At some point very soon, interphone silence was broken over "where are they" ... and Joe B. , our Tail Gunner said "Bud, look up at about 7 0'clock high ... in the sun ... " ... and there they were, the most spectacular formation of aircraft that I have ever seen, at about 40,000 feet and above, stacked in a SINGLE line High Left, like a flight of Ducks, not in the standard formation or V of V's ... one single solitary long sparkling line of about 120 to 150 F-86 Sabre Jets in perhaps what may have been the very last great formation of Fighter and Bomber Aircraft since World War II ... and forevermore! They sparkled in the sunlight like jewels ... .too high to get a picture but engraved in my mind ever since! And there were NO MIGS that day!

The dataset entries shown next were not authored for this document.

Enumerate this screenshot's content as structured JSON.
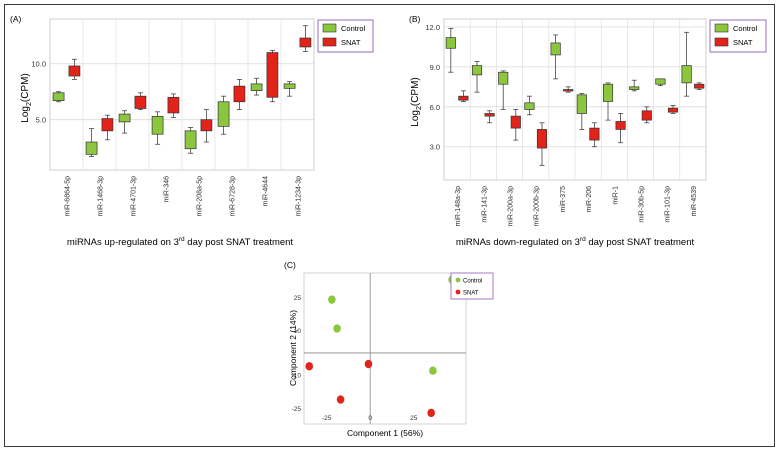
{
  "colors": {
    "control": "#8cc63f",
    "snat": "#e2231a",
    "grid": "#dadada",
    "legend_border": "#9c6bc2",
    "axis": "#888888"
  },
  "legend": {
    "control": "Control",
    "snat": "SNAT"
  },
  "chart_data": [
    {
      "id": "A",
      "type": "box",
      "panel_label": "(A)",
      "ylabel_main": "Log",
      "ylabel_sub": "2",
      "ylabel_tail": "(CPM)",
      "xlabel_pre": "miRNAs up-regulated on 3",
      "xlabel_sup": "rd",
      "xlabel_post": " day post SNAT treatment",
      "ylim": [
        0.5,
        14.0
      ],
      "yticks": [
        5.0,
        10.0
      ],
      "ytick_labels": [
        "5.0",
        "10.0"
      ],
      "categories": [
        "miR-6864-5p",
        "miR-1468-3p",
        "miR-4701-3p",
        "miR-346",
        "miR-208a-5p",
        "miR-6728-3p",
        "miR-4644",
        "miR-1234-3p"
      ],
      "series": [
        {
          "name": "Control",
          "boxes": [
            {
              "min": 6.6,
              "q1": 6.7,
              "q3": 7.4,
              "max": 7.5
            },
            {
              "min": 1.7,
              "q1": 1.9,
              "q3": 3.0,
              "max": 4.2
            },
            {
              "min": 3.8,
              "q1": 4.8,
              "q3": 5.5,
              "max": 5.8
            },
            {
              "min": 2.8,
              "q1": 3.7,
              "q3": 5.3,
              "max": 5.7
            },
            {
              "min": 2.0,
              "q1": 2.4,
              "q3": 4.0,
              "max": 4.3
            },
            {
              "min": 3.7,
              "q1": 4.4,
              "q3": 6.6,
              "max": 7.1
            },
            {
              "min": 7.2,
              "q1": 7.6,
              "q3": 8.2,
              "max": 8.7
            },
            {
              "min": 7.1,
              "q1": 7.8,
              "q3": 8.2,
              "max": 8.4
            }
          ]
        },
        {
          "name": "SNAT",
          "boxes": [
            {
              "min": 8.6,
              "q1": 8.9,
              "q3": 9.8,
              "max": 10.4
            },
            {
              "min": 3.2,
              "q1": 4.0,
              "q3": 5.1,
              "max": 5.4
            },
            {
              "min": 5.9,
              "q1": 6.0,
              "q3": 7.1,
              "max": 7.4
            },
            {
              "min": 5.2,
              "q1": 5.6,
              "q3": 7.0,
              "max": 7.3
            },
            {
              "min": 3.0,
              "q1": 4.0,
              "q3": 5.0,
              "max": 5.9
            },
            {
              "min": 5.9,
              "q1": 6.6,
              "q3": 8.0,
              "max": 8.6
            },
            {
              "min": 6.6,
              "q1": 7.0,
              "q3": 11.0,
              "max": 11.2
            },
            {
              "min": 11.1,
              "q1": 11.5,
              "q3": 12.3,
              "max": 13.4
            }
          ]
        }
      ]
    },
    {
      "id": "B",
      "type": "box",
      "panel_label": "(B)",
      "ylabel_main": "Log",
      "ylabel_sub": "2",
      "ylabel_tail": "(CPM)",
      "xlabel_pre": "miRNAs down-regulated on 3",
      "xlabel_sup": "rd",
      "xlabel_post": " day post SNAT treatment",
      "ylim": [
        0.5,
        12.6
      ],
      "yticks": [
        3.0,
        6.0,
        9.0,
        12.0
      ],
      "ytick_labels": [
        "3.0",
        "6.0",
        "9.0",
        "12.0"
      ],
      "categories": [
        "miR-148a-3p",
        "miR-141-3p",
        "miR-200a-3p",
        "miR-200b-3p",
        "miR-375",
        "miR-206",
        "miR-1",
        "miR-30b-5p",
        "miR-101-3p",
        "miR-4539"
      ],
      "series": [
        {
          "name": "Control",
          "boxes": [
            {
              "min": 8.6,
              "q1": 10.4,
              "q3": 11.2,
              "max": 11.9
            },
            {
              "min": 7.1,
              "q1": 8.4,
              "q3": 9.1,
              "max": 9.4
            },
            {
              "min": 5.8,
              "q1": 7.7,
              "q3": 8.6,
              "max": 8.7
            },
            {
              "min": 5.4,
              "q1": 5.8,
              "q3": 6.3,
              "max": 6.8
            },
            {
              "min": 8.1,
              "q1": 9.9,
              "q3": 10.8,
              "max": 11.4
            },
            {
              "min": 4.3,
              "q1": 5.5,
              "q3": 6.9,
              "max": 7.0
            },
            {
              "min": 5.0,
              "q1": 6.4,
              "q3": 7.7,
              "max": 7.8
            },
            {
              "min": 7.2,
              "q1": 7.3,
              "q3": 7.5,
              "max": 8.0
            },
            {
              "min": 7.6,
              "q1": 7.7,
              "q3": 8.1,
              "max": 8.1
            },
            {
              "min": 6.8,
              "q1": 7.8,
              "q3": 9.1,
              "max": 11.6
            }
          ]
        },
        {
          "name": "SNAT",
          "boxes": [
            {
              "min": 6.4,
              "q1": 6.5,
              "q3": 6.8,
              "max": 7.2
            },
            {
              "min": 4.8,
              "q1": 5.3,
              "q3": 5.5,
              "max": 5.7
            },
            {
              "min": 3.5,
              "q1": 4.4,
              "q3": 5.3,
              "max": 5.8
            },
            {
              "min": 1.6,
              "q1": 2.9,
              "q3": 4.3,
              "max": 4.8
            },
            {
              "min": 7.1,
              "q1": 7.2,
              "q3": 7.3,
              "max": 7.5
            },
            {
              "min": 3.0,
              "q1": 3.5,
              "q3": 4.4,
              "max": 4.8
            },
            {
              "min": 3.3,
              "q1": 4.3,
              "q3": 4.9,
              "max": 5.5
            },
            {
              "min": 4.8,
              "q1": 5.0,
              "q3": 5.7,
              "max": 6.0
            },
            {
              "min": 5.5,
              "q1": 5.6,
              "q3": 5.9,
              "max": 6.1
            },
            {
              "min": 7.3,
              "q1": 7.4,
              "q3": 7.7,
              "max": 7.8
            }
          ]
        }
      ]
    },
    {
      "id": "C",
      "type": "scatter",
      "panel_label": "(C)",
      "xlabel": "Component 1 (56%)",
      "ylabel": "Component 2 (14%)",
      "xlim": [
        -38,
        55
      ],
      "ylim": [
        -32,
        36
      ],
      "xticks": [
        -25,
        0,
        25
      ],
      "xtick_labels": [
        "-25",
        "0",
        "25"
      ],
      "yticks": [
        -25,
        -10,
        10,
        25
      ],
      "ytick_labels": [
        "-25",
        "-10",
        "10",
        "25"
      ],
      "series": [
        {
          "name": "Control",
          "points": [
            [
              -22,
              24
            ],
            [
              -19,
              11
            ],
            [
              36,
              -8
            ],
            [
              47,
              33
            ]
          ]
        },
        {
          "name": "SNAT",
          "points": [
            [
              -35,
              -6
            ],
            [
              -1,
              -5
            ],
            [
              -17,
              -21
            ],
            [
              35,
              -27
            ]
          ]
        }
      ]
    }
  ]
}
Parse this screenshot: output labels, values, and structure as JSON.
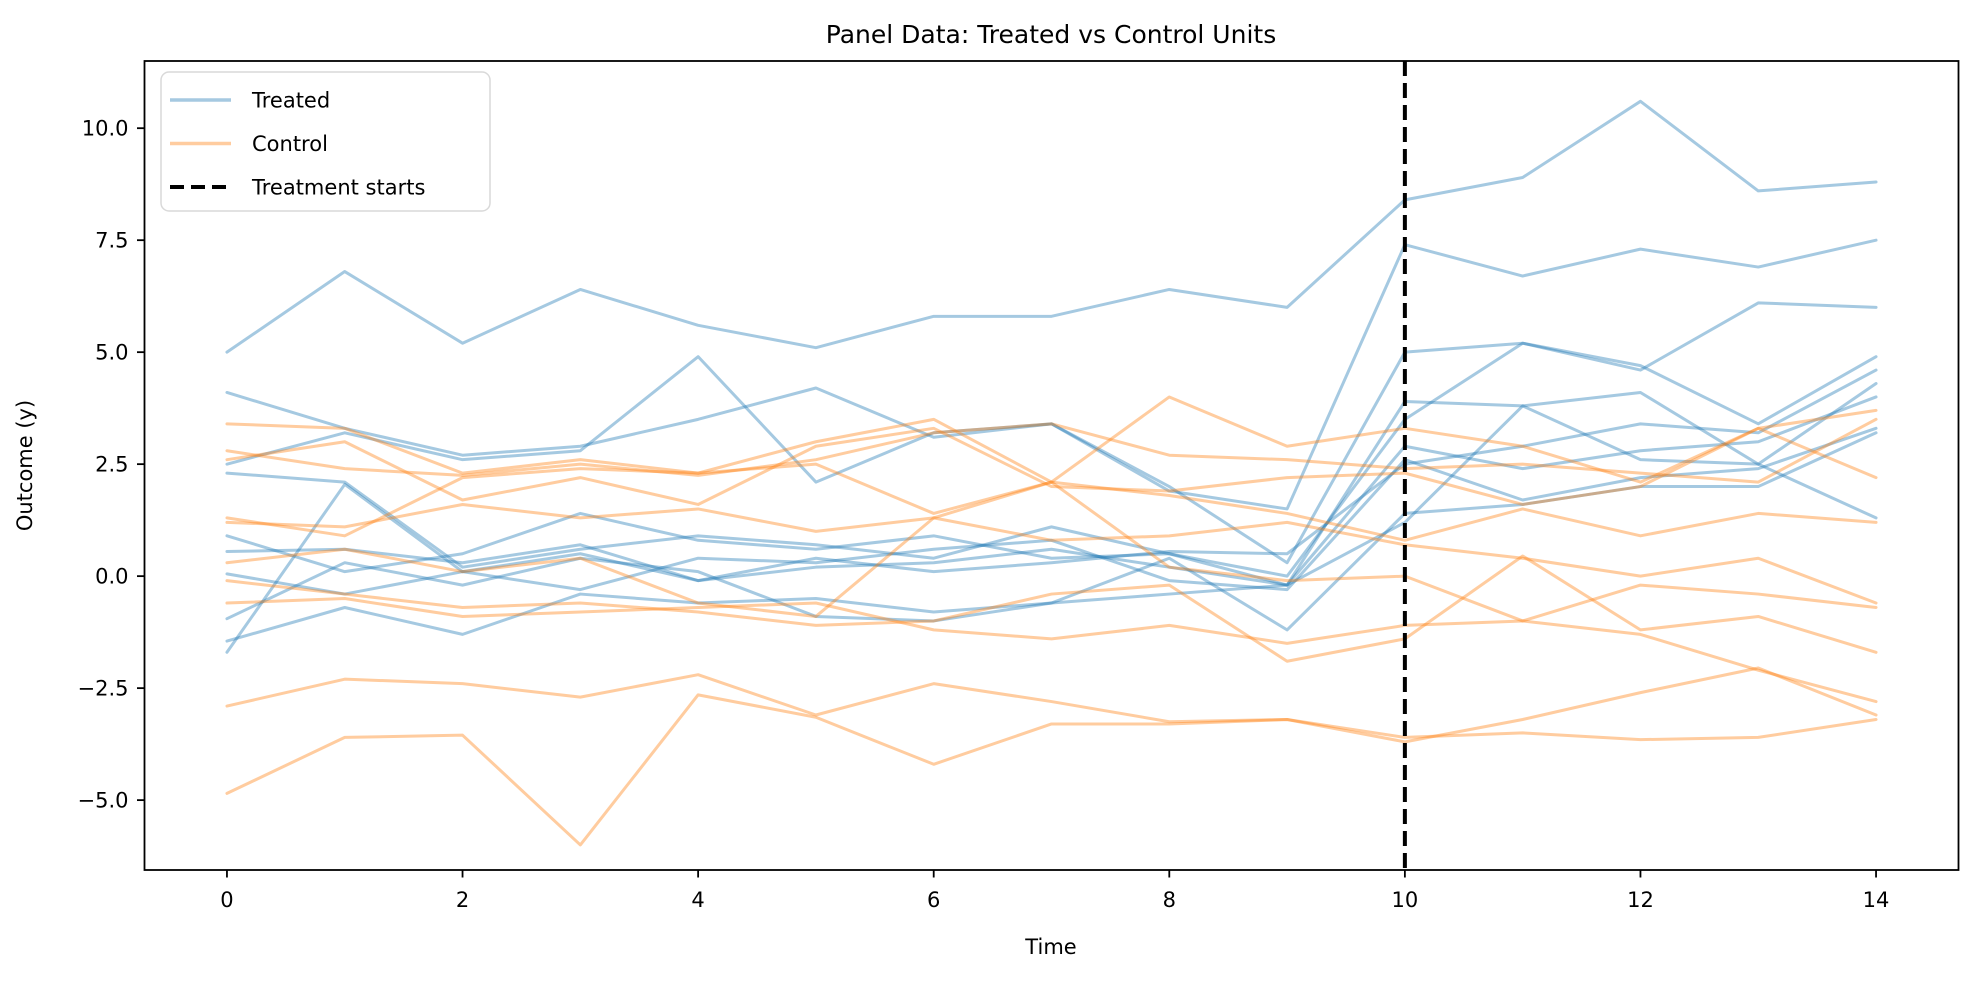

As the only daylight combat mission we ever flew, we had the opportunity to see things that we had never been able to observe in the darkness of the preceding 11 missions. As the formations of "Vs" of B-29s all dropped their 10 ton loads at the same time, on the signal of the lead aircraft, the whole flight of ships seemed to undulate, surfing on a wave of air as the ships were greatly lightened of their bomb burden, some appearing a little less under control than others, probably with all crews concentrating on the majesty of these massed aircraft in formation rather than on their own position. The target was plastered and we had a very smooth and uneventful flight back to "the rock", perhaps the easiest 9 hour mission of all, and one that we wouldn't have missed for the world ... in hindsight! Losses were NIL, morale was high, spirits were great, and LeMay had done it again! The legend continued with his having supposedly flown in one of the lead ships but I have never confirmed that ... but know he would have if allowed!

I had for the past several weeks concealed a dangerously infected ingrown big- toenail and padded it with an extra second heavy wool sock so I could even walk on it and not get grounded by the Flight Surgeon. By now my own somewhat serious "surgery" - with a sheath knife - was beginning to heal just in time for the big Fall Campaign push by the Chinese, and the mission rate and target severity had been increasingly difficult!


93rd Bomb Squadron - 19th Bomb Group - Bud Farrell Photo


98th Bomb Wing Formation Bombing - USAF Photo

Cousin Vic Dunn was in Bunker Hill area in September 1952 and during the Fall/Winter Campaign, wounded in late Fall. We flew front line support "Primer" missions in the immediate area and could very clearlysee the searchlight marking the Panmunjom Truce talk neutral zone, approximately 4 miles from Vic's position.



"People sleep peacefully in their beds at night only because rough men stand ready to do violence on their behalf."